DOUTEUR ET UNE PAGE INTÉRESSANTE

mercredi 2 décembre 2009

1541. VOCABULAIRE. COUPABLE.

CULPABILITÉ.

LE PÉCHÉ. LE PÉCHEUR.

Le frère montra le crucifix au dessus du tableur vert. puis désigna les élèves, parcouru du doigt chaque petite tête, pointa plus particulièrement certains dont il connaissant quelques secrets. ou, peut-être, une honte familiale, une tare, la déchéance d’une sœur.

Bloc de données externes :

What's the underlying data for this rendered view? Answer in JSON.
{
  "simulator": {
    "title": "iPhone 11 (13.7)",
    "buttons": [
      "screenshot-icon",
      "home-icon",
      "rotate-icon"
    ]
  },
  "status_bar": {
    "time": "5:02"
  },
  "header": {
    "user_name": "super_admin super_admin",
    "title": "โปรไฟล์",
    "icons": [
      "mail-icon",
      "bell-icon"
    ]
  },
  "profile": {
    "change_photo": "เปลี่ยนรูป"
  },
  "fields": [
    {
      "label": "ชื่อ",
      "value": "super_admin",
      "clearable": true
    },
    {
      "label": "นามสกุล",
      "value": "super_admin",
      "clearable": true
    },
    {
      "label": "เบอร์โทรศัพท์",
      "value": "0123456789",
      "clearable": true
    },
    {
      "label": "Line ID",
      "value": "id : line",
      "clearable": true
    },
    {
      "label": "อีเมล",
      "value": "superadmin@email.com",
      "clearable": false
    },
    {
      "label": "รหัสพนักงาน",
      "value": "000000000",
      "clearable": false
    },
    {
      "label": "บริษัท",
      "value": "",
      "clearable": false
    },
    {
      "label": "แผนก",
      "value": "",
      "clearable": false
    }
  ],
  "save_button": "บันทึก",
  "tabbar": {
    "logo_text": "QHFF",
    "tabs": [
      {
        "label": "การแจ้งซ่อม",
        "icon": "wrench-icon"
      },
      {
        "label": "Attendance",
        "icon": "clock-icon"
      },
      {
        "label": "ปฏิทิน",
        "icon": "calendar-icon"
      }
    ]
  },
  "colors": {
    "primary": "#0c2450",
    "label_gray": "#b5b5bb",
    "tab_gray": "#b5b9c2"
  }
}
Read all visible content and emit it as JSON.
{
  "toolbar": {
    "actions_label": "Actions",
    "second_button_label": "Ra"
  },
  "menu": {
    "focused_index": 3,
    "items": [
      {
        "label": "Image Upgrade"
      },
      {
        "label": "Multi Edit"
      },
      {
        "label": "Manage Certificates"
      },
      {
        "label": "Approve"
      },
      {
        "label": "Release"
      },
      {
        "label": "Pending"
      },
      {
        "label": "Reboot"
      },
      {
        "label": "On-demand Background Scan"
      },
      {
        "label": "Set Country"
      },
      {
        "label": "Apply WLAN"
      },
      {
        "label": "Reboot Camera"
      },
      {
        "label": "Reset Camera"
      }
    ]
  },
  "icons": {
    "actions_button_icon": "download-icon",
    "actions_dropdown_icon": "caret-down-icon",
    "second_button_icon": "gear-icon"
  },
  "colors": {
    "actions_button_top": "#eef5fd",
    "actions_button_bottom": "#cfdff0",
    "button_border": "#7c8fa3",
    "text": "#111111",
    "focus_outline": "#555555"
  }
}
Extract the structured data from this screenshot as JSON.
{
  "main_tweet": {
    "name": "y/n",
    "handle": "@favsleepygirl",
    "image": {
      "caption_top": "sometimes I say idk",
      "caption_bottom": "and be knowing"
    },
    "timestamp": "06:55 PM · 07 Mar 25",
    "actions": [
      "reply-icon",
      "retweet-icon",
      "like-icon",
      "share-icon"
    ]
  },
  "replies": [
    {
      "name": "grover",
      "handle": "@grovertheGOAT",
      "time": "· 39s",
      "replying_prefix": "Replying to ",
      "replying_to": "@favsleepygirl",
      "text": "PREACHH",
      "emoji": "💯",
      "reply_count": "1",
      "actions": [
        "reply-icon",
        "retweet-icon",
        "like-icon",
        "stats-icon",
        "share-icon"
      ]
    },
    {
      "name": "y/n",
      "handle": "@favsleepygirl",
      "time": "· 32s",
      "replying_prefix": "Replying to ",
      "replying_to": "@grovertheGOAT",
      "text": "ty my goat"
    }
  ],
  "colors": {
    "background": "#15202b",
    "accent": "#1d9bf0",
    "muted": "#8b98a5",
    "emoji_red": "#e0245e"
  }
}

Puis il montra le grand tableau sanglant. On y voyait Jésus – le même, après sa Résurrection (fondement de la Foi Catholique). Son visage était apaisé, doux, stoïque. Il portait encore sa couronne d’épine dont les pointes perçaient le front. Les gardes romains après l’avoir flagellé avec des fouets aux multiples lanières garnies d’osselet tranchants ou de billes de métal, l’avait tressée puis enfoncée à coups de maillets. Lui accordant le titre et le privilège de roi des Juifs. Des gouttes de sang sortaient des plaies puis coulaient sur son front. Il montrait ses mains avec les trous des clous dans les paumes (on ne voyait pas les clous qui sont conservés précieusement dans une église de Rome). Les plaies étaient encore rougies. Parfois roses ou violettes. Il montrait son cœur que l’on avait représenté symboliquement sorti de sa poitrine. Entouré d’une petite couronne d’épines. D’autres gouttes de sang en sortaient. Une large plaie ouverte dans le cœur gardait la trace du coup de lance fatal. Le cœur souffrait qui s’était offert en sacrifice pour sauver les humains (même les juifs). C’est ainsi que Saint Thomas l’avait vu. Niant d’abord la possibilité de la survie après la mort.

Tous les jours, le Frère montrait la croix et le tableau, racontant la même histoire. Jusqu’à ce que les larmes lui viennent aux yeux et que les élèves les plus sensibles pleurent à leur tour.

_ Voici ce que les hommes lui ont fait. Il a été trahi par ses amis, abandonné de tous. Échangé par les juifs contre un criminel. Et comme si ce n’était pas assez, son supplice continue encore de nos jours.

Il regarda la salle emplie de petits garçons de 6 ans.

_ Tout ceci est de votre faute.

Il attendit la réaction. Les protestations. Personne n’osa rien dire.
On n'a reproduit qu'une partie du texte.